The Bayesian statistical model checking procedure (see Algorithm 1) sequentially draws traces from $\mathcal{M}$ in an i.i.d. fashion until it rejects either H₀ or H₁. For each sample trace σ _i , (i ∈ {0, 1, . . .}) of $\mathcal{M}$, it uses a monitoring algorithm to determine if the path satisfies the BLTL specification φ.

Algorithm 1 Bayesian statistical model checking (BSMC) algorithm for probabilistic models

Require:

Probabilistic model $\mathcal{M}$,

PBLTL specification $P_{\ge \theta }\left(\varphi \right)$,

Threshold L > 1,

Prior density function g(·) of the unknown parameter u where $\mathcal{M}\models P_{=u}\left(\varphi \right)$

Indifference region bounds: (∈₁, ∈₂), where ∈₁ > 0, ∈₂ > 0.

{Note: Indifference region is [θ - ∈₁, θ + ∈₂]

{Note: H₀ : u ≥ θ + ∈₂; H₁ : u ≤ θ - ∈₁}

Ensure:

ans = false if H₀ rejected,

ans = true if H₀ is accepted,

n = Total number of traces sampled from $\mathcal{M}$.

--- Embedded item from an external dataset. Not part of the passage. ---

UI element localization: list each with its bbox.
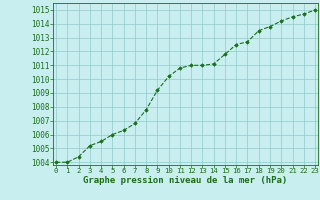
- X-axis label: Graphe pression niveau de la mer (hPa): Graphe pression niveau de la mer (hPa): [84, 176, 288, 185]
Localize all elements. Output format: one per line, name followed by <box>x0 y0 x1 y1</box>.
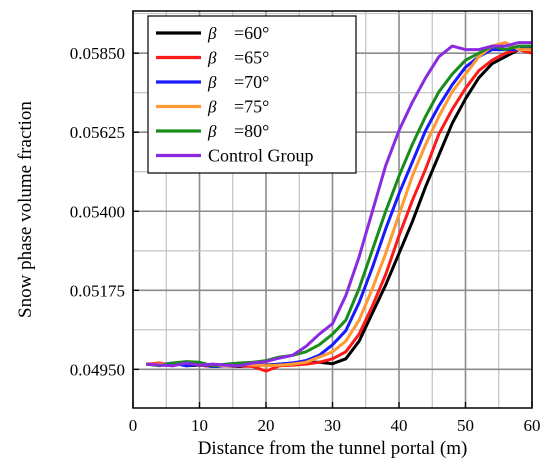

1: n ← 0 {Number of traces drawn from $\mathcal{M}$.}

2: z ← 0 {Number of traces satisfying φ.}

3: repeat

4: Draw sample σ from $\mathcal{M}$

5: n ← n + 1

6: if σ ⊨ φ then

7: z ← z + 1

8: end if

9: $B\leftarrow \frac{{\int }_{\theta +{\in }_2}^1{u}^z{\left(1-u\right)}^{n-z}g\left(u\right)du}{{\int }_0^{\theta -{\in }_1}{u}^z{\left(1-u\right)}^{n-z}g\left(u\right)du}$ (2)

10: until $\left(B>L\right)\vee \left(B<\frac{1}{L}\right)$

11: if B >L then

12: ans ← true

13: else

14: ans ← f alse

15: end if

16: return (ans; n)

In summary, calculating the Bayes factor requires knowing the number of total traces n drawn from $\mathcal{M}$, the number z of traces that satisfied specification φ, the indifference region [u _l , u _r ] and the prior density g(·) of the unknown probability u. For more details about the Bayesian model checking algorithm, we refer the reader to the work of Jha [[60], Chapter 4].